Mais il ne faut pas oublié les autres acteurs qui sont eux aussi excellents. Les décors et les divers effets de sang sont tout bonnement parfait. Merci OCS encore une fois.. Vous êtes les meilleurs en série et de très très très loin! Canal+ a découvert GOT (game of Throne) grace a OCS et diffuse maintenant les premières saisons. Tout comme the walking dead et bien d'autres.

Louig
16/02/2015 à 09:36

Pour répondre à Greg, on peut d'ailleurs remercier OCS de faire ce genre de choix de diffusion, même si après avoir raté les deux premiers épisodes je me suis résigné à ne pas regarder la saison.
En ce début d'année j'ai pu profiter (en plus de TWD et GoT évidemment) de l'excellent manahatan S1, de black sail S1 et 2 (en cours), justified S5 ... et à venir "turn" sur la guerre d'indépendance

ben
16/02/2015 à 08:40

La meilleure nouveauté de l'année écoulée de très très loin. Et une des meilleures 1er saisons depuis bien longtemps. Passionnante, intelligente et maîtrisée de bout en bout.
Très proche de ce que Deadwood a pu réalisé avec le genre du western.

Greg
16/02/2015 à 04:40

"Enfin le genre de série que l'on aimerais voir plus souvent ! A la place de la saison 72 des expert. A pauvre France et ta culture limité."

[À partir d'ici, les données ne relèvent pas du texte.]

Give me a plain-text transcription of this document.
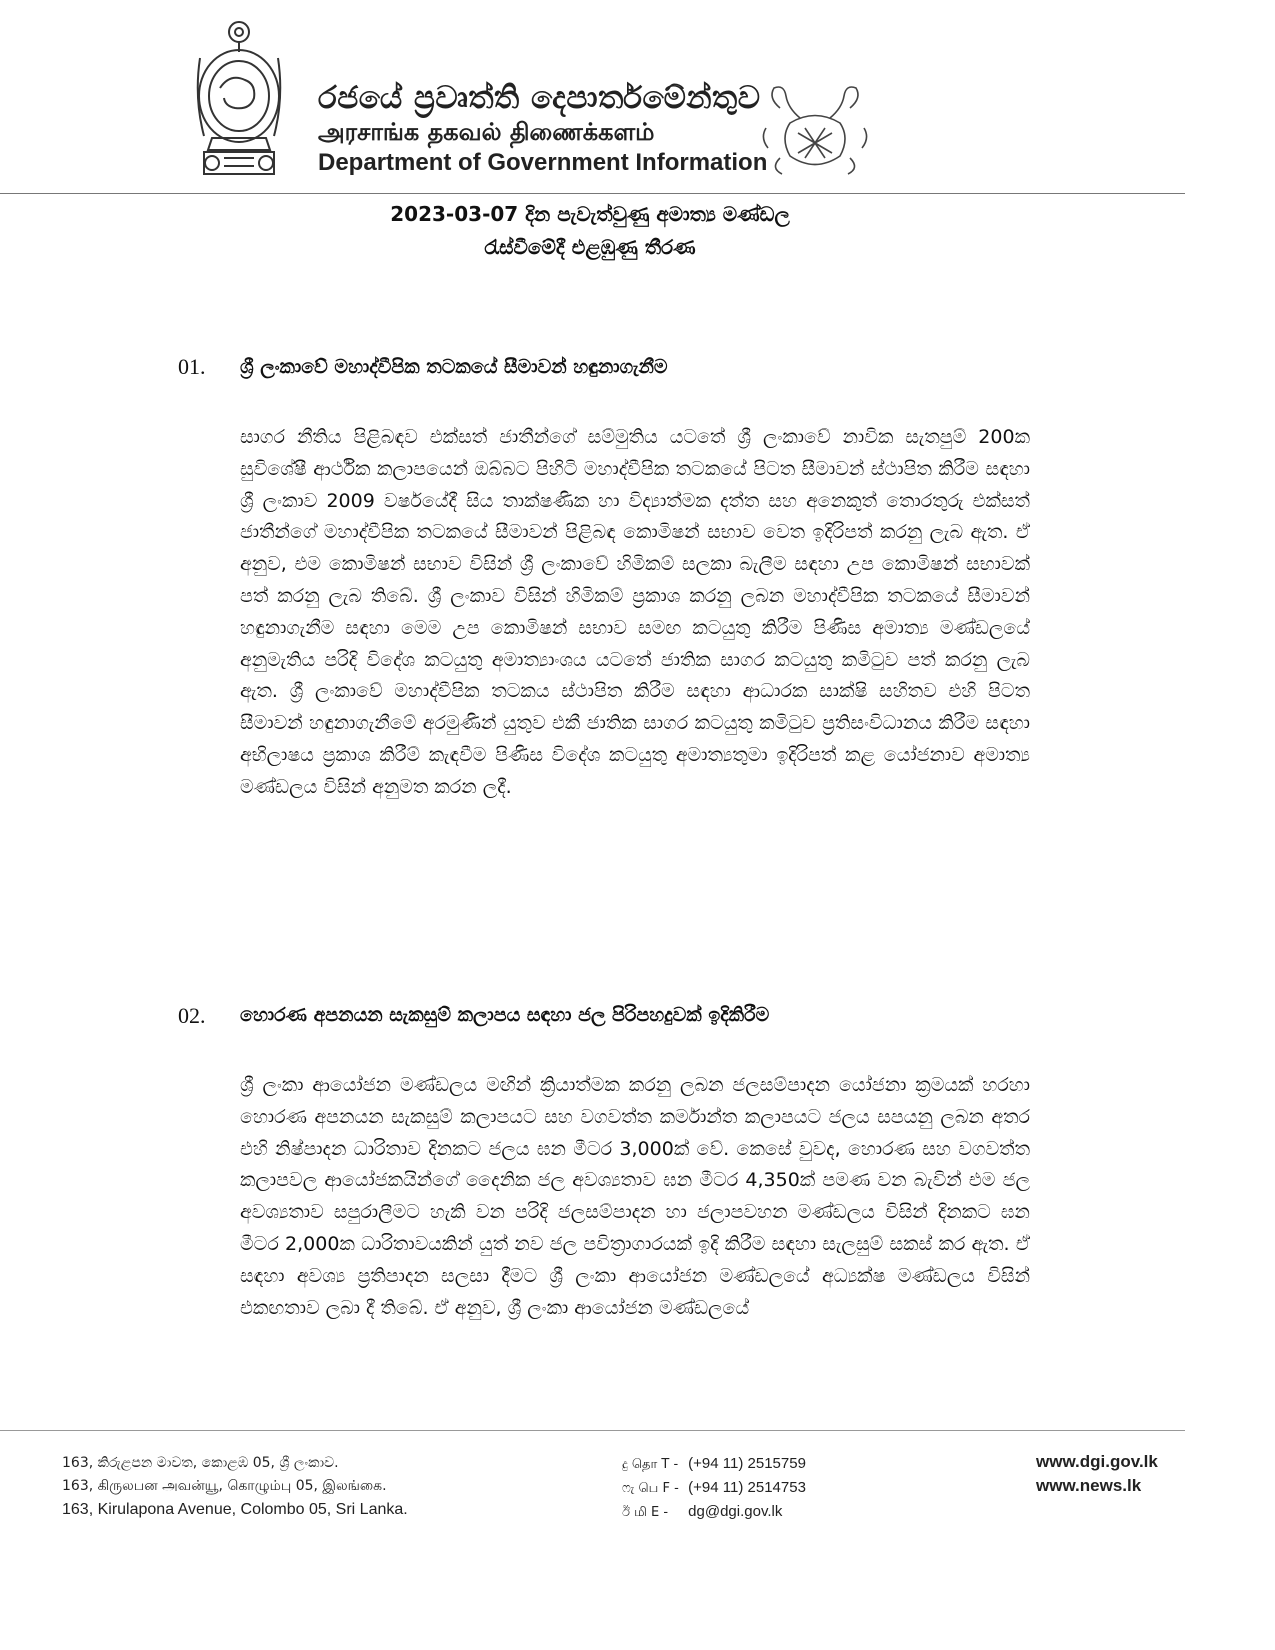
රජයේ ප්‍රවෘත්ති දෙපාර්තමේන්තුව
அரசாங்க தகவல் திணைக்களம்
Department of Government Information
2023-03-07 දින පැවැත්වුණු අමාත්‍ය මණ්ඩල
රැස්වීමේදී එළඹුණු තීරණ
01. ශ්‍රී ලංකාවේ මහාද්වීපික තටකයේ සීමාවන් හඳුනාගැනීම
සාගර නීතිය පිළිබඳව එක්සත් ජාතීන්ගේ සම්මුතිය යටතේ ශ්‍රී ලංකාවේ නාවික සැතපුම් 200ක සුවිශේෂී ආර්ථික කලාපයෙන් ඔබ්බට පිහිටි මහාද්වීපික තටකයේ පිටත සීමාවන් ස්ථාපිත කිරීම සඳහා ශ්‍රී ලංකාව 2009 වර්ෂයේදී සිය තාක්ෂණික හා විද්‍යාත්මක දත්ත සහ අනෙකුත් තොරතුරු එක්සත් ජාතීන්ගේ මහාද්වීපික තටකයේ සීමාවන් පිළිබඳ කොමිෂන් සභාව වෙත ඉදිරිපත් කරනු ලැබ ඇත. ඒ අනුව, එම කොමිෂන් සභාව විසින් ශ්‍රී ලංකාවේ හිමිකම් සලකා බැලීම සඳහා උප කොමිෂන් සභාවක් පත් කරනු ලැබ තිබේ. ශ්‍රී ලංකාව විසින් හිමිකම් ප්‍රකාශ කරනු ලබන මහාද්වීපික තටකයේ සීමාවන් හඳුනාගැනීම සඳහා මෙම උප කොමිෂන් සභාව සමඟ කටයුතු කිරීම පිණිස අමාත්‍ය මණ්ඩලයේ අනුමැතිය පරිදි විදේශ කටයුතු අමාත්‍යාංශය යටතේ ජාතික සාගර කටයුතු කමිටුව පත් කරනු ලැබ ඇත. ශ්‍රී ලංකාවේ මහාද්වීපික තටකය ස්ථාපිත කිරීම සඳහා ආධාරක සාක්ෂි සහිතව එහි පිටත සීමාවන් හඳුනාගැනීමේ අරමුණින් යුතුව එකී ජාතික සාගර කටයුතු කමිටුව ප්‍රතිසංවිධානය කිරීම සඳහා අභිලාෂය ප්‍රකාශ කිරීම් කැඳවීම පිණිස විදේශ කටයුතු අමාත්‍යතුමා ඉදිරිපත් කළ යෝජනාව අමාත්‍ය මණ්ඩලය විසින් අනුමත කරන ලදී.
02. හොරණ අපනයන සැකසුම් කලාපය සඳහා ජල පිරිපහදුවක් ඉදිකිරීම
ශ්‍රී ලංකා ආයෝජන මණ්ඩලය මඟින් ක්‍රියාත්මක කරනු ලබන ජලසම්පාදන යෝජනා ක්‍රමයක් හරහා හොරණ අපනයන සැකසුම් කලාපයට සහ වගවත්ත කර්මාන්ත කලාපයට ජලය සපයනු ලබන අතර එහි නිෂ්පාදන ධාරිතාව දිනකට ජලය ඝන මීටර 3,000ක් වේ. කෙසේ වුවද, හොරණ සහ වගවත්ත කලාපවල ආයෝජකයින්ගේ දෛනික ජල අවශ්‍යතාව ඝන මීටර 4,350ක් පමණ වන බැවින් එම ජල අවශ්‍යතාව සපුරාලීමට හැකි වන පරිදි ජලසම්පාදන හා ජලාපවහන මණ්ඩලය විසින් දිනකට ඝන මීටර 2,000ක ධාරිතාවයකින් යුත් නව ජල පවිත්‍රාගාරයක් ඉදි කිරීම සඳහා සැලසුම් සකස් කර ඇත. ඒ සඳහා අවශ්‍ය ප්‍රතිපාදන සලසා දීමට ශ්‍රී ලංකා ආයෝජන මණ්ඩලයේ අධ්‍යක්ෂ මණ්ඩලය විසින් එකඟතාව ලබා දී තිබේ. ඒ අනුව, ශ්‍රී ලංකා ආයෝජන මණ්ඩලයේ
163, කිරුළපන මාවත, කොළඹ 05, ශ්‍රී ලංකාව.
163, கிருலபன அவன்யூ, கொழும்பு 05, இலங்கை.
163, Kirulapona Avenue, Colombo 05, Sri Lanka.
දු தொ T - (+94 11) 2515759
ෆැ பெ F - (+94 11) 2514753
ඊ மி E - dg@dgi.gov.lk
www.dgi.gov.lk
www.news.lk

"Culture limitéE" ?? Mais qu'est-ce que la France vient faire là-dedans ?
Et en quoi la France est responsable de la saison "72" des Experts ???
Je suppose que cela est un reproche à l'encontre de TF1 donc, qui ne diffuse pas de séries comme The Knick pour mettre les Experts... Je ne porte pas non plus cette chaine dans mon cœur (loin de là), mais que je sache aux US, The Knick ne passe pas non plus sur un des 3 grands Netwoks. Mais seulement sur une chaine du câble où la série ne réunit même pas 500 000 spectateurs par épisode !
Au moins la série est-elle accessible légalement en France via Orange, ce qui toute proportion gardée, ne doit pas être pire que Cinémax aux USA en terme de visibilité.

Bref, c'était mon coup de gueule contre les phrases toutes faites, les lieux communs, et le France-Bashing à 2 balles, facile et sans fondement.
Je pense qu'en terme d'accès, de qualité et de variété culturelles, on n'a pas trop à se plaindre en France (pour le reste, on peut en discuter).

Zapan
16/02/2015 à 01:58

Excellente série. Réalisation au petits oignons et que dire de cette B.O de dingue composé par Cliff Martinez.

Burninkarma
15/02/2015 à 18:38

Très bonne série du début à la fin de la première saison.

TheKnickMasterPiece
15/02/2015 à 17:05

Ah enfin des gens qui parlent de ce chef d'oeuvre absolu !

guillaumeMT
15/02/2015 à 15:01

Série vue depuis ça sortie. Et magnifique avec une multitude d'histoire, et une réalisation magnifique et des acteurs d'une très grande justesse.
Enfin le genre de série que l'on aimerais voir plus souvent ! A la place de la saison 72 des expert. A pauvre France et ta culture limité.

Greg
15/02/2015 à 14:12

J'en avais entendu parlé, sans jamais vraiment m'y intéresser. Mais à la lecture de cet article, ça donne envie. Et puis Soderbergh, Owen, Martinez réuni sur un même projet, au minimum ça rend curieux. Donc je vais mater ça.